You are hitting the embeddings API too hard. The semantic hash requires one embedding call per cache miss. If you have bursty traffic, batch your embedding calls or add a local in-memory LRU cache for embeddings themselves using functools.lru_cache on the prompt string.

Stale cache returning outdated answers

Lower your TTL or add a version prefix to your cache keys. When you change models or system prompts, bump the version:

1
2
3
4
5
def _semantic_hash(self, vec: np.ndarray, version: str = "v1") -> str:
    projections = self.planes @ vec
    bits = (projections > 0).astype(int)
    bit_string = "".join(str(b) for b in bits)
    return f"llm:semantic:{version}:{hashlib.md5(bit_string.encode()).hexdigest()}"

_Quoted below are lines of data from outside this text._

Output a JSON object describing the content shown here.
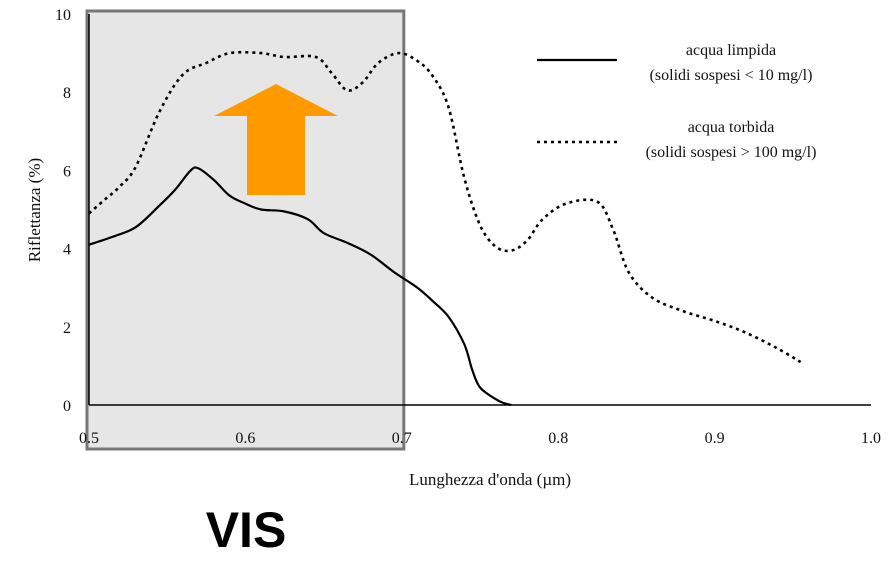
{
  "chart_data": {
    "type": "line",
    "xlabel": "Lunghezza d'onda (µm)",
    "ylabel": "Riflettanza (%)",
    "xlim": [
      0.5,
      1.0
    ],
    "ylim": [
      0,
      10
    ],
    "x_ticks": [
      "0.5",
      "0.6",
      "0.7",
      "0.8",
      "0.9",
      "1.0"
    ],
    "y_ticks": [
      "0",
      "2",
      "4",
      "6",
      "8",
      "10"
    ],
    "grid": false,
    "legend_position": "top-right",
    "series": [
      {
        "name": "acqua limpida",
        "name_detail": "(solidi sospesi < 10 mg/l)",
        "style": "solid",
        "color": "#000000",
        "points": [
          [
            0.5,
            4.1
          ],
          [
            0.515,
            4.3
          ],
          [
            0.53,
            4.55
          ],
          [
            0.545,
            5.1
          ],
          [
            0.555,
            5.5
          ],
          [
            0.565,
            6.0
          ],
          [
            0.57,
            6.05
          ],
          [
            0.58,
            5.75
          ],
          [
            0.59,
            5.35
          ],
          [
            0.6,
            5.15
          ],
          [
            0.61,
            5.0
          ],
          [
            0.625,
            4.95
          ],
          [
            0.64,
            4.75
          ],
          [
            0.65,
            4.4
          ],
          [
            0.665,
            4.15
          ],
          [
            0.68,
            3.85
          ],
          [
            0.695,
            3.4
          ],
          [
            0.71,
            3.0
          ],
          [
            0.72,
            2.65
          ],
          [
            0.73,
            2.25
          ],
          [
            0.74,
            1.55
          ],
          [
            0.745,
            0.9
          ],
          [
            0.75,
            0.45
          ],
          [
            0.76,
            0.15
          ],
          [
            0.765,
            0.05
          ],
          [
            0.77,
            0.0
          ]
        ]
      },
      {
        "name": "acqua torbida",
        "name_detail": "(solidi sospesi > 100 mg/l)",
        "style": "dotted",
        "color": "#000000",
        "points": [
          [
            0.5,
            4.9
          ],
          [
            0.51,
            5.25
          ],
          [
            0.52,
            5.6
          ],
          [
            0.53,
            6.1
          ],
          [
            0.545,
            7.5
          ],
          [
            0.56,
            8.45
          ],
          [
            0.575,
            8.75
          ],
          [
            0.59,
            9.0
          ],
          [
            0.61,
            9.0
          ],
          [
            0.625,
            8.9
          ],
          [
            0.645,
            8.9
          ],
          [
            0.655,
            8.5
          ],
          [
            0.665,
            8.05
          ],
          [
            0.675,
            8.25
          ],
          [
            0.685,
            8.75
          ],
          [
            0.698,
            9.0
          ],
          [
            0.71,
            8.8
          ],
          [
            0.72,
            8.4
          ],
          [
            0.73,
            7.6
          ],
          [
            0.74,
            5.8
          ],
          [
            0.75,
            4.6
          ],
          [
            0.76,
            4.05
          ],
          [
            0.77,
            3.95
          ],
          [
            0.78,
            4.2
          ],
          [
            0.79,
            4.75
          ],
          [
            0.805,
            5.15
          ],
          [
            0.825,
            5.2
          ],
          [
            0.835,
            4.5
          ],
          [
            0.845,
            3.4
          ],
          [
            0.86,
            2.75
          ],
          [
            0.88,
            2.4
          ],
          [
            0.9,
            2.15
          ],
          [
            0.92,
            1.85
          ],
          [
            0.94,
            1.45
          ],
          [
            0.955,
            1.1
          ]
        ]
      }
    ],
    "annotations": {
      "band_label": "VIS",
      "band_x_range": [
        0.5,
        0.7
      ],
      "band_fill": "#e6e6e6",
      "band_stroke": "#777777",
      "arrow_color": "#ff9900",
      "arrow_direction": "up"
    }
  }
}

False positives: cache returns answers for the wrong question

Increase num_planes from 16 to 20 or 24. Alternatively, store the original prompt alongside the cached response and do a cosine similarity check before returning:

1
2
3
def _verify_similarity(self, vec1: np.ndarray, vec2: np.ndarray, threshold: float = 0.92) -> bool:
    cos_sim = np.dot(vec1, vec2) / (np.linalg.norm(vec1) * np.linalg.norm(vec2))
    return cos_sim >= threshold

This adds one extra embedding lookup but eliminates false positives entirely. Worth it if your application serves user-facing answers where accuracy matters more than latency.

numpy dtype mismatch causing wrong hash results

Always cast embeddings to float32 explicitly. The OpenAI API returns float values that Python stores as float64. If your hyperplanes are float32 and your embedding is float64, the matrix multiply still works but rounding differences can flip bits near decision boundaries. Keep both as float32 for consistency.